# Integration of exp(-x^2)/x

I'm supposed to integrate the following numerically:
$$\int e^{-x^{2}}/x$$
,with limits from $$\sqrt{\pi}$$ to $$\infty$$

I'm supposed to use Simpson's Rule, so I'm trying to redefine the integral to have a finite range. I've tried all kinds of substitutions, and integration by parts. I've also tried squaring the integral and converting to polar coordinates, because it looks so similar to the Gaussian integral. No dice.
Any suggestions?

Related Calculus and Beyond Homework Help News on Phys.org
lanedance
Homework Helper
deleted my first post as i missed the point & was way off...

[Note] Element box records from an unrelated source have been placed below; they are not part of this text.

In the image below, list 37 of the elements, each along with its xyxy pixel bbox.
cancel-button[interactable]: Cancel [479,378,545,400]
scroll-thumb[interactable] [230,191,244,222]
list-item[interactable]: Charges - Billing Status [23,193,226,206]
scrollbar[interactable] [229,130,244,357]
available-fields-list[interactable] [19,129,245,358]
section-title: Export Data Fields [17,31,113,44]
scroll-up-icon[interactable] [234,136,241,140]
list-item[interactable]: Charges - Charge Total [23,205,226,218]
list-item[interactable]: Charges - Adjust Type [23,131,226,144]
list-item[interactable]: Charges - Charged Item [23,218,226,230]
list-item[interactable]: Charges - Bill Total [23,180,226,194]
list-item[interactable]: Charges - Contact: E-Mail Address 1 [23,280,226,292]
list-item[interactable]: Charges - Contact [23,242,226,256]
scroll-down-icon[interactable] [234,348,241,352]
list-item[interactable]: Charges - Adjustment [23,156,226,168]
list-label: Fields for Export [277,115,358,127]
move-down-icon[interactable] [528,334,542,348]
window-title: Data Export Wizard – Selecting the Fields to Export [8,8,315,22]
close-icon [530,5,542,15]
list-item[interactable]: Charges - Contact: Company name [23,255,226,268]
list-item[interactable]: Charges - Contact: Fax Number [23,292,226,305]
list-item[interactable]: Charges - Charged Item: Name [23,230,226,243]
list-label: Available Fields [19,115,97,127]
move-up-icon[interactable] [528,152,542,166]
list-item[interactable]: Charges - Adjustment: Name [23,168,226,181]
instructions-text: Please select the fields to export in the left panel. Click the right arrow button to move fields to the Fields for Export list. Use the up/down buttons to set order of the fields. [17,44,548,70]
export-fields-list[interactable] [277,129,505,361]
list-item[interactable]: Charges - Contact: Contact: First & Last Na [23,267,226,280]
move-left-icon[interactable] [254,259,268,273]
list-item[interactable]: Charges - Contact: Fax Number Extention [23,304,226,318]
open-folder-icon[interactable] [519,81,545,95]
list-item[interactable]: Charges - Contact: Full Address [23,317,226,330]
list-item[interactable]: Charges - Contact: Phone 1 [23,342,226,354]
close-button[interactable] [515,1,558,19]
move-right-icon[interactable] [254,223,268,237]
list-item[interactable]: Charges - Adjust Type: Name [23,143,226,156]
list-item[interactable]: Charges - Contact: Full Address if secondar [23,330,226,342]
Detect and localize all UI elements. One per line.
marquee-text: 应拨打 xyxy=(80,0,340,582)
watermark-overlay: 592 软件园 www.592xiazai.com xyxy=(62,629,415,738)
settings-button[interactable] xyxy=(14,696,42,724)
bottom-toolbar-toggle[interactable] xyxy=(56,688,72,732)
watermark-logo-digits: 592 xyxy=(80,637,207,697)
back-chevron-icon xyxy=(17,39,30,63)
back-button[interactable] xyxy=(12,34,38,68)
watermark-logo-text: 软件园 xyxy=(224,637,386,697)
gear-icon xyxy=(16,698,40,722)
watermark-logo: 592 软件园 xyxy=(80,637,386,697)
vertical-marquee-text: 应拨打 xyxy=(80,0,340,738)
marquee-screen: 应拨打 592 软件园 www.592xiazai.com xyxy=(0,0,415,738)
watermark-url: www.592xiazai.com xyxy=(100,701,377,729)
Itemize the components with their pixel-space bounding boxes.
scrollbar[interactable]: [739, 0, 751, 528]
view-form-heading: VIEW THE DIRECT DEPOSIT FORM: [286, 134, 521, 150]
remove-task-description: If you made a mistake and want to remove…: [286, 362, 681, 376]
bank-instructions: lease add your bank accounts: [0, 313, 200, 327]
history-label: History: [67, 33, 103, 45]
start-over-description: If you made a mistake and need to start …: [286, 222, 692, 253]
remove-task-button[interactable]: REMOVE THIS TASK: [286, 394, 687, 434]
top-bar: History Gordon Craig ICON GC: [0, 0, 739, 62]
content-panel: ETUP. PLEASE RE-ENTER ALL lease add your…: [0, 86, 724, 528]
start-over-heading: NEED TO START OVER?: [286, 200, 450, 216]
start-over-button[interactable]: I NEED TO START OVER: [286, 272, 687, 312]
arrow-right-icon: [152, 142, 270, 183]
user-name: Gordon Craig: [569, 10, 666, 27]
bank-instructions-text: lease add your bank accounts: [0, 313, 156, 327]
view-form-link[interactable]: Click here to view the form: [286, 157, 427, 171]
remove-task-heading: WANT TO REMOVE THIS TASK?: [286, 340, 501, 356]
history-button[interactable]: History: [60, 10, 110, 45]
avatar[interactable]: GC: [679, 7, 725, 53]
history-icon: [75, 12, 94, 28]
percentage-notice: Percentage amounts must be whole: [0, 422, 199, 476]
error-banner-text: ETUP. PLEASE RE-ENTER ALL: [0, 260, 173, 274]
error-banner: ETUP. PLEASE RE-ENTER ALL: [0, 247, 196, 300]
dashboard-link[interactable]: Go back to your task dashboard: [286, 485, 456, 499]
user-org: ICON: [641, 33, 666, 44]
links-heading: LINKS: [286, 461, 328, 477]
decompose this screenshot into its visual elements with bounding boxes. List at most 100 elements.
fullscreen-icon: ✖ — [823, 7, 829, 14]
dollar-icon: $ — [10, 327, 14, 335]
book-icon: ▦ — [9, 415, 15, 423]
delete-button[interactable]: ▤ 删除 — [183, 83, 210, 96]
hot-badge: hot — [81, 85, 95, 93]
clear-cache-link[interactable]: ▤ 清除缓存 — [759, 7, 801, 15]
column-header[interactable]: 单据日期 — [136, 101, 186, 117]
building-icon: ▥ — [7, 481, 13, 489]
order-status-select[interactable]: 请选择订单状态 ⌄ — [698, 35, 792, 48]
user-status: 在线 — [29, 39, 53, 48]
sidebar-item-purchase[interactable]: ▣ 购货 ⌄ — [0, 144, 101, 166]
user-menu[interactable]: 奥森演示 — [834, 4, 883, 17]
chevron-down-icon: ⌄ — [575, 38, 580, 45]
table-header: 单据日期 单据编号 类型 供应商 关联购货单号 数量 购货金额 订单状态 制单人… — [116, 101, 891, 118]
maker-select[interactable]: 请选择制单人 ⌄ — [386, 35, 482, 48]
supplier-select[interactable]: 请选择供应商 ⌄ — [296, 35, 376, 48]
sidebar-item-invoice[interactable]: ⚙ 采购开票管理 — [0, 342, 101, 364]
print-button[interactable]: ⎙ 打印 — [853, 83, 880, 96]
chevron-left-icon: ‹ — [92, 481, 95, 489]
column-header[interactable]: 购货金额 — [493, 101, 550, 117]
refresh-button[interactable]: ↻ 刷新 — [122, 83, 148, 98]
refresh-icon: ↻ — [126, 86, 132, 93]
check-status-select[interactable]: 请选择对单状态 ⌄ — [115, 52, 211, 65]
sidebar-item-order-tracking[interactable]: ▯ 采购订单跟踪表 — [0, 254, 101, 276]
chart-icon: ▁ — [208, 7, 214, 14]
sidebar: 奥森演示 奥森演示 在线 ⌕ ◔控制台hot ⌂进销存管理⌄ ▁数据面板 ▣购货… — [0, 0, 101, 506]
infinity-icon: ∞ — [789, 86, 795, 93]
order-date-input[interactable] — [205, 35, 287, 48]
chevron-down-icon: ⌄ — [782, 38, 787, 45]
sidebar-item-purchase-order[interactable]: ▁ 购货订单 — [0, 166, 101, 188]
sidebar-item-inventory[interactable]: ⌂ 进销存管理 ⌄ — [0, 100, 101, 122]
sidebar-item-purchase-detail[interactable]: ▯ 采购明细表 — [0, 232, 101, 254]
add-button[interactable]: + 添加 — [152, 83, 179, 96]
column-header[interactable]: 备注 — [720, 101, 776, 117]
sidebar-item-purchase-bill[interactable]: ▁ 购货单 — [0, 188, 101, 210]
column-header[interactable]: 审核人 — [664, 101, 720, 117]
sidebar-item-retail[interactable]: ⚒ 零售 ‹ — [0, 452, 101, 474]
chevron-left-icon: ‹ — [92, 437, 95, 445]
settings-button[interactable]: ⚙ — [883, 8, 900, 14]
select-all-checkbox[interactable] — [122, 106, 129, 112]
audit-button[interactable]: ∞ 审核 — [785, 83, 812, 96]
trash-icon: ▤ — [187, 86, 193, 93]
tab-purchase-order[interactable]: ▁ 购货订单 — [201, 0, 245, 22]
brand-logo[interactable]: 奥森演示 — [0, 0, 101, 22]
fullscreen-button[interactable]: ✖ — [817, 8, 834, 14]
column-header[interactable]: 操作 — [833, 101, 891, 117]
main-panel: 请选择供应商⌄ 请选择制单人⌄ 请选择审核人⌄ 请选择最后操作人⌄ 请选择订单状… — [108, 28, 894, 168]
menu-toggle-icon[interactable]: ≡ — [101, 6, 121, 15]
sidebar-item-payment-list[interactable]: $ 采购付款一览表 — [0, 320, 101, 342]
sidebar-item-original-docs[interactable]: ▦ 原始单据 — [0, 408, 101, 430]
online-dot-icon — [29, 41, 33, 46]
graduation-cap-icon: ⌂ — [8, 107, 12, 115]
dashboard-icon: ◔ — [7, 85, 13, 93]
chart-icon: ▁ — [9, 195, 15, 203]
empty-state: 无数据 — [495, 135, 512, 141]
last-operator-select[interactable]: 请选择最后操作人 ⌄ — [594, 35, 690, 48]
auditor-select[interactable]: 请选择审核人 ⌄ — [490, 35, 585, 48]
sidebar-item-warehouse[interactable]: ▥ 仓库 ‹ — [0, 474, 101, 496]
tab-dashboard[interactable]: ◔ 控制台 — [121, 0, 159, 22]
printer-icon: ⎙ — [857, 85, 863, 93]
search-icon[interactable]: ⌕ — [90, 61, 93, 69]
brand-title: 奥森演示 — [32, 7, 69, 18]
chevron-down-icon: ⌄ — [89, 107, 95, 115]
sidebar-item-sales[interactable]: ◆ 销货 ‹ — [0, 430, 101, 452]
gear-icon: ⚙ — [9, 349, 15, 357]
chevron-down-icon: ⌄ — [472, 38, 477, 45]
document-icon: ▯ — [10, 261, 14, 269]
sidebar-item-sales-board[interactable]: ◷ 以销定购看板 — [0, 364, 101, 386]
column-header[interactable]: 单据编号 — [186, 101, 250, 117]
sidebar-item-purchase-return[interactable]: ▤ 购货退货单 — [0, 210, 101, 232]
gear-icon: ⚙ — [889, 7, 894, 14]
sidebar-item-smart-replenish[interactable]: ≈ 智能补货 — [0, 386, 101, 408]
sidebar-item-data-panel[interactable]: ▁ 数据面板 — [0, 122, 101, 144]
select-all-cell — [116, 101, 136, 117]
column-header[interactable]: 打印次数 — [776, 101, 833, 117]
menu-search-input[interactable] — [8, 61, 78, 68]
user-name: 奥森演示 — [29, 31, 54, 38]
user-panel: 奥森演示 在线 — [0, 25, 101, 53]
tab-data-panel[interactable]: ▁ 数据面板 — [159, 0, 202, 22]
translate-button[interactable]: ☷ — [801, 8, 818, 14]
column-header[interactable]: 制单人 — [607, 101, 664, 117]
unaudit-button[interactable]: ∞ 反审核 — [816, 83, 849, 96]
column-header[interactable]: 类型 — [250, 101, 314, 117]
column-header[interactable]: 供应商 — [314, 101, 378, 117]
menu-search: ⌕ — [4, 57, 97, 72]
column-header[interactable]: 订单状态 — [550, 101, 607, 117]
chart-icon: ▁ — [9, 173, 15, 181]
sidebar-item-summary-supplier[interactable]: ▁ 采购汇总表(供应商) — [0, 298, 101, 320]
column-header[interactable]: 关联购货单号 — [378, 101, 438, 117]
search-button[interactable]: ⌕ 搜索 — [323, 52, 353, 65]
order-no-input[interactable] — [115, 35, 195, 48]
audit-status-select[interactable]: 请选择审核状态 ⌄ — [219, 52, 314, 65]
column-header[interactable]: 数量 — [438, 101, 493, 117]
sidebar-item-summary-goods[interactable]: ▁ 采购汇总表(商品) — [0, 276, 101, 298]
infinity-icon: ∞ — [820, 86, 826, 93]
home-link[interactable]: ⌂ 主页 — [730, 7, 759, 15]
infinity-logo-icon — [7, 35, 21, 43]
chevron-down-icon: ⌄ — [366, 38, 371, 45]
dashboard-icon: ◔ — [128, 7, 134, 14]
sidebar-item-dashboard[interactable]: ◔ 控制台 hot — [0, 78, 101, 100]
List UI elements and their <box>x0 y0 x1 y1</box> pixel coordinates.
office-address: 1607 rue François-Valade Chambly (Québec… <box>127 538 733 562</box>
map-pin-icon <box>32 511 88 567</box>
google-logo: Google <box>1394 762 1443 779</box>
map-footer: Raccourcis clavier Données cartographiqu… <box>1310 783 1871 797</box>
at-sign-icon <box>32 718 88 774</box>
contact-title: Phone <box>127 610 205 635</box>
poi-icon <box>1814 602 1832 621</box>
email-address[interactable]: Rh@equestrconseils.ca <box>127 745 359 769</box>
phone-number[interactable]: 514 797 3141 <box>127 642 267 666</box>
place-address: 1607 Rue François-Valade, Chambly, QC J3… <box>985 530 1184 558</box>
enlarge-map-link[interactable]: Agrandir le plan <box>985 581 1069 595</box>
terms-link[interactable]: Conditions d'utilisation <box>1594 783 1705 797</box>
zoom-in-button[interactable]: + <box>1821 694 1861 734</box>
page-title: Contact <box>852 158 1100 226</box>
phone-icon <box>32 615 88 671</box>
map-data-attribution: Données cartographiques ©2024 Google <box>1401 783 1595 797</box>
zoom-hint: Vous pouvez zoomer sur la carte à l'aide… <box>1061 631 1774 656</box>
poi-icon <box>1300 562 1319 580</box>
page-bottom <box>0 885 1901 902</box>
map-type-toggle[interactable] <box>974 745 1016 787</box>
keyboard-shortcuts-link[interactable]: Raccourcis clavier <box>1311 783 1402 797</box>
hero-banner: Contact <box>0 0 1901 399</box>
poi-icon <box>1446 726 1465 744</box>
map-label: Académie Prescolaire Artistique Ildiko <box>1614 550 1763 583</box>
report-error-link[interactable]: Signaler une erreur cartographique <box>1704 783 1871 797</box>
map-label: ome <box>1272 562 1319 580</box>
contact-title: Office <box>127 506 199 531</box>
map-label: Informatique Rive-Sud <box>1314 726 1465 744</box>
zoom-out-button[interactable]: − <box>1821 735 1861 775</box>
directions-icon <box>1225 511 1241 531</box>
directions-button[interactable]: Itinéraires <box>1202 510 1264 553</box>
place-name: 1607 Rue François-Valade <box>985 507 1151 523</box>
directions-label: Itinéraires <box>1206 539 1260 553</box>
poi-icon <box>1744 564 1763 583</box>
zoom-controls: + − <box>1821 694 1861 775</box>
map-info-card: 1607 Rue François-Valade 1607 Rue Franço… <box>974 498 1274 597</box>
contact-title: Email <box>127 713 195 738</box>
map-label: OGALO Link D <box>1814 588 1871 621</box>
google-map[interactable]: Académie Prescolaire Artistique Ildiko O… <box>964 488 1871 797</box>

do you need an analytic result as well?

if you want to just want to transform to get finite limits to use simpsons rule, probably means turning the infinite limit into a limit towards zero, eg. how about sometrhing u ~1/x^2

Using something like u=1/x^2 would give a finite range of integration, but it would leave the function undefined at 0:

u=1/x^2 --> x=u^-.5 --> dx=-0.5*u^1.5 du

that would give us the integral of 0.5*e^(-1/u) / u ,from 0 to 1/pi.
I thought that i couldn't use this because the function is undefined at 0. a quick check shows that as u-->0, 0.5*e^(-1/u) / u also goes to zero. This leaves no problems for it to be evaluated by Simpson's Rule, as long as f(u=0) is defined to be zero in my script. Now that I have a fresh look at it, I don't know why I didn't see it before. Thank You.